Dominic Mancini wrote that Richard, on becoming king, “gave orders that the son of the duke of Clarence, his other brother, then a boy of ten years old, should come to the city: and commanded that the lad should be kept in confinement in the household of his wife”.
John Rous (died 1492) wrote that after the death of Richard III’s only legitimate son, Edward of Middleham, Richard III named Edward Earl of Warwick as heir to the throne; however, there is no other evidence for this, and historians have pointed out that it would be illogical for Richard to claim that Clarence’s attainder barred Warwick from the throne while at the same time naming him as his heir.
However, in 1485, upon the death of Richard’s queen, Anne, Edward was created Earl of Salisbury by right of his mother, who was a co-heiress with Anne to the earldom.
Imprisonment and execution
After King Richard III’s death in 1485, Edward, Earl of Warwick, only ten years old, was kept as prisoner in the Tower of London by Henry VII. His claim to the English throne, albeit tarnished, remained a potential threat to Henry VII, particularly after the appearance of the pretender Lambert Simnel in 1487.
In 1490, he was confirmed in his title of Earl of Warwick despite his father’s attainder (his claim to the earldom of Warwick being through his mother). But he remained a prisoner until 1499, when he became involved (willingly or unwillingly) in a plot to escape with Perkin Warbeck.
On November 21, 1499, Edward, Earl of Warwick appeared at Westminster for a trial before his peers, presided over by John de Vere, 13th Earl of Oxford. A week later, Edward, Earl of Warwick was beheaded for treason on Tower Hill.

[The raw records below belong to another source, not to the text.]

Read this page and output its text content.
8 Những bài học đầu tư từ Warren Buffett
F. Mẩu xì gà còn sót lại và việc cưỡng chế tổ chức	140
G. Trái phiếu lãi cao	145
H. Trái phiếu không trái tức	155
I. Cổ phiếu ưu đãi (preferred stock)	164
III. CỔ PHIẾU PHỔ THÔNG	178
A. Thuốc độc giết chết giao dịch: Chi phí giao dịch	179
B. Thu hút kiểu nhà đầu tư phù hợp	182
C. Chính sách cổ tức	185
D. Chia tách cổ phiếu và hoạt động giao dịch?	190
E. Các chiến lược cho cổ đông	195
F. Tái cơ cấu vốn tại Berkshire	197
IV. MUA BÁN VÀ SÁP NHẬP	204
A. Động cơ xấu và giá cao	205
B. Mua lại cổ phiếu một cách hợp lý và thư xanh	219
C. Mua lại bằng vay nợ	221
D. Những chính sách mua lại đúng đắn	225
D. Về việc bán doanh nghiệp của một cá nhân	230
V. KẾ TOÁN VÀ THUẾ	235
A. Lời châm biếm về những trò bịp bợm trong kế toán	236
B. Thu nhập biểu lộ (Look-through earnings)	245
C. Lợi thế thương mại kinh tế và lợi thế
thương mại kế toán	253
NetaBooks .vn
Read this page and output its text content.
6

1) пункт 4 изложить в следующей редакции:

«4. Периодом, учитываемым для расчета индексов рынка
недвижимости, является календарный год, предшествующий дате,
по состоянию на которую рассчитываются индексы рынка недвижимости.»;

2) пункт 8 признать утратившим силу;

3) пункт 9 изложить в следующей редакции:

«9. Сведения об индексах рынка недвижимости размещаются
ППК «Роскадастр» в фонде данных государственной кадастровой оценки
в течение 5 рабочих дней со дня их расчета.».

Henry VII paid for his body and head to be taken to Bisham Abbey in Berkshire for burial. It was thought at the time that the Earl of Warwick was executed in response to pressure from Fernando II of Aragon and Isabella I of Castile, whose daughter, Catherine of Aragon, was to marry Henry VII’s heir, Arthur. Catherine was said to feel very guilty about Warwick’s death, and believed that her trials in later life were punishment for it.
A number of historians have claimed that Warwick had a mental disability. This conclusion appears entirely based on the chronicler Edward Hall’s contention that Warwick’s lengthy imprisonment from a young age had left him “out of all company of men, and sight of beasts, in so much that he could not discern a goose from a capon.”
Upon Warwick’s death, the House of Plantagenet became extinct in the legitimate male line. However, the surviving sons of his aunt Elizabeth, Duchess of Suffolk, continued to claim the throne for the Yorkist line.